Never printed any of those maybe brackets but because is a very generic concept. As @mameise said, you must design your own pieces.
One of the latest was those beautiful speaker covers for the arcade cabinet.
In light of recent events this is my latest 3D print (not my design, but I did paint it myself)
I got my printer mostly out of interest in miniature painting, but also small scale electronics. Nothing like being able to 3D print prototype cases.
Those are nice 3d prints! I guess my mind is just focused on flex PCBA and laser engraving right now!
@eried How did you get that surface finish on that speaker grill it looks like the extruder is like doing some kind of z movement as it prints the top layer(s)?
The power supply on my 3D printer died today. One of those pesky ceramic capacitors cracked.
Good news: ordered a replacement on amazon for $25 with prime shipping and it’ll be here Monday
Bad news: I was in the middle of printing a toy helicopter for my son and I to play with together this weekend now it’ll have to wait. I also had a list of 3D printable toys that he would love that’ll sadly have to wait for a bit.

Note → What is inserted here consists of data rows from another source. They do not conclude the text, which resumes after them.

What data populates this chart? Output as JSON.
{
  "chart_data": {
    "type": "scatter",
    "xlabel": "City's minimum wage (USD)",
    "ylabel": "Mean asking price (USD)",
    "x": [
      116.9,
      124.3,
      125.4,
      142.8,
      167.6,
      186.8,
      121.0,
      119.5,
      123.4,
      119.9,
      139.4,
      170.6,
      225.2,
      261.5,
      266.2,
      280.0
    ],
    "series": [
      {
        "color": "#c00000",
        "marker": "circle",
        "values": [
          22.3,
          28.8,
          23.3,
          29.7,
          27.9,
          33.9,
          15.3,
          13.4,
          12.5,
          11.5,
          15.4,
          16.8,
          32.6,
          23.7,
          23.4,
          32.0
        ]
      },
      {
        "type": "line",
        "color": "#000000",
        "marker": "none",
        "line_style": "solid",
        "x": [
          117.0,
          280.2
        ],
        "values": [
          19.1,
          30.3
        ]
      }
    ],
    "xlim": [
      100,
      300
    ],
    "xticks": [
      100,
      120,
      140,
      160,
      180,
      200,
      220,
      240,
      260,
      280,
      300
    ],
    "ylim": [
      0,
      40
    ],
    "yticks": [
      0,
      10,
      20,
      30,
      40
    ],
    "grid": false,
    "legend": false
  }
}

If I had a 3D printer I’d probably design and print replicas of spaceships and things from scifi series.
Unfortunately I don’t really have the room.
Very grotesque. At least you’re ready for halloween, I guess.

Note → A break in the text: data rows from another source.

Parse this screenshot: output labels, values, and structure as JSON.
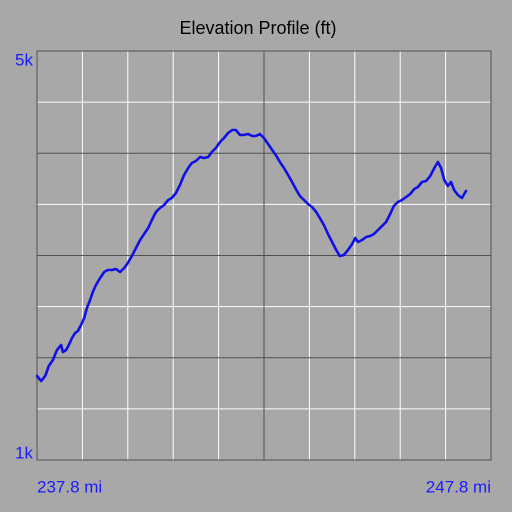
{
  "chart_data": {
    "type": "line",
    "title": "Elevation Profile (ft)",
    "x": [
      237.8,
      237.89,
      237.98,
      238.06,
      238.15,
      238.24,
      238.33,
      238.37,
      238.44,
      238.5,
      238.57,
      238.64,
      238.7,
      238.77,
      238.84,
      238.9,
      238.97,
      239.03,
      239.1,
      239.19,
      239.28,
      239.36,
      239.45,
      239.54,
      239.63,
      239.72,
      239.8,
      239.89,
      239.98,
      240.07,
      240.16,
      240.25,
      240.33,
      240.42,
      240.51,
      240.6,
      240.69,
      240.77,
      240.86,
      240.95,
      241.04,
      241.13,
      241.21,
      241.3,
      241.39,
      241.48,
      241.57,
      241.65,
      241.74,
      241.83,
      241.92,
      242.01,
      242.1,
      242.18,
      242.27,
      242.36,
      242.45,
      242.54,
      242.62,
      242.71,
      242.8,
      242.89,
      242.98,
      243.06,
      243.15,
      243.24,
      243.33,
      243.42,
      243.5,
      243.59,
      243.68,
      243.77,
      243.86,
      243.95,
      244.03,
      244.12,
      244.21,
      244.3,
      244.39,
      244.47,
      244.56,
      244.65,
      244.74,
      244.81,
      244.87,
      244.96,
      245.05,
      245.14,
      245.22,
      245.31,
      245.4,
      245.49,
      245.58,
      245.66,
      245.75,
      245.84,
      245.93,
      246.02,
      246.11,
      246.19,
      246.28,
      246.37,
      246.46,
      246.55,
      246.63,
      246.7,
      246.77,
      246.85,
      246.92,
      246.99,
      247.07,
      247.16,
      247.25
    ],
    "series": [
      {
        "name": "Elevation",
        "color": "#1010e6",
        "values": [
          1822,
          1773,
          1822,
          1919,
          1978,
          2076,
          2125,
          2056,
          2076,
          2125,
          2193,
          2242,
          2262,
          2320,
          2389,
          2487,
          2565,
          2643,
          2712,
          2780,
          2839,
          2858,
          2858,
          2868,
          2839,
          2878,
          2927,
          2995,
          3073,
          3152,
          3210,
          3269,
          3347,
          3425,
          3465,
          3494,
          3543,
          3562,
          3611,
          3690,
          3787,
          3856,
          3905,
          3924,
          3963,
          3954,
          3963,
          4012,
          4051,
          4110,
          4149,
          4198,
          4227,
          4227,
          4179,
          4179,
          4188,
          4169,
          4169,
          4188,
          4149,
          4090,
          4032,
          3983,
          3914,
          3856,
          3787,
          3719,
          3650,
          3582,
          3543,
          3504,
          3474,
          3425,
          3367,
          3298,
          3210,
          3132,
          3054,
          2995,
          3005,
          3054,
          3112,
          3171,
          3132,
          3152,
          3181,
          3191,
          3210,
          3249,
          3288,
          3328,
          3406,
          3484,
          3523,
          3543,
          3572,
          3601,
          3650,
          3670,
          3719,
          3729,
          3777,
          3856,
          3914,
          3856,
          3738,
          3680,
          3719,
          3640,
          3592,
          3562,
          3631
        ]
      }
    ],
    "xlim": [
      237.8,
      247.8
    ],
    "xticks": [
      {
        "value": 237.8,
        "label": "237.8 mi"
      },
      {
        "value": 247.8,
        "label": "247.8 mi"
      }
    ],
    "ylim": [
      1000,
      5000
    ],
    "yticks": [
      {
        "value": 1000,
        "label": "1k"
      },
      {
        "value": 5000,
        "label": "5k"
      }
    ],
    "xgrid": [
      238.8,
      239.8,
      240.8,
      241.8,
      243.8,
      244.8,
      245.8,
      246.8
    ],
    "xgrid_major": [
      242.8
    ],
    "ygrid": [
      1500,
      2500,
      3500,
      4500
    ],
    "ygrid_major": [
      2000,
      3000,
      4000
    ]
  }
}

Just give him a cardboard box, some plastic bottles, some scissors and some tape or glue.
That worked perfectly well before we had all these newfangled 3D printers.
It is a textured PEI steel sheet. My printers are very old (from 2011 and 2014) so I constantly add the “new fashionable” stuff. Latest additions were that texture option, filament sensor and powerloss recovery
Oh so thats the base layer?
I’ve found that higher temps on PLA usually makes the hairs much finer, then after waiting for the print to cool down I use a heat gun on high to very quickly sweep over the print and melt the hairs.
It either blasts the hairs away or turns the hairs into balls/bumps that are much easier to slice off with a box cutter.
Works very well with fat convex models and with large holes (something like a coffee cup). You need thick at least 3-layer walls that can absorb the heat blast without melting.
Fine (under 3-layer-thick) prints might deform, might work if they get refrigerated first but I haven’t tried this far.
Gotta let the model cool down a bit between air blasts to do the other side(s).
If you only print occasionally get a large seal-able plastic box to store your PLA in and a bunch of $2 humidity traps from the dollar-store to shove in that box (I filled half my container with those humidity traps). It has worked great for me, dried up even bad cheap PLA after a few months of just sitting in that box.
I’ve been looking for another slow cheap food dehydrator (since the last one melted itself) for faster drying but turns out I print infrequently enough that the humidity traps are sufficient if I round-robin the spools.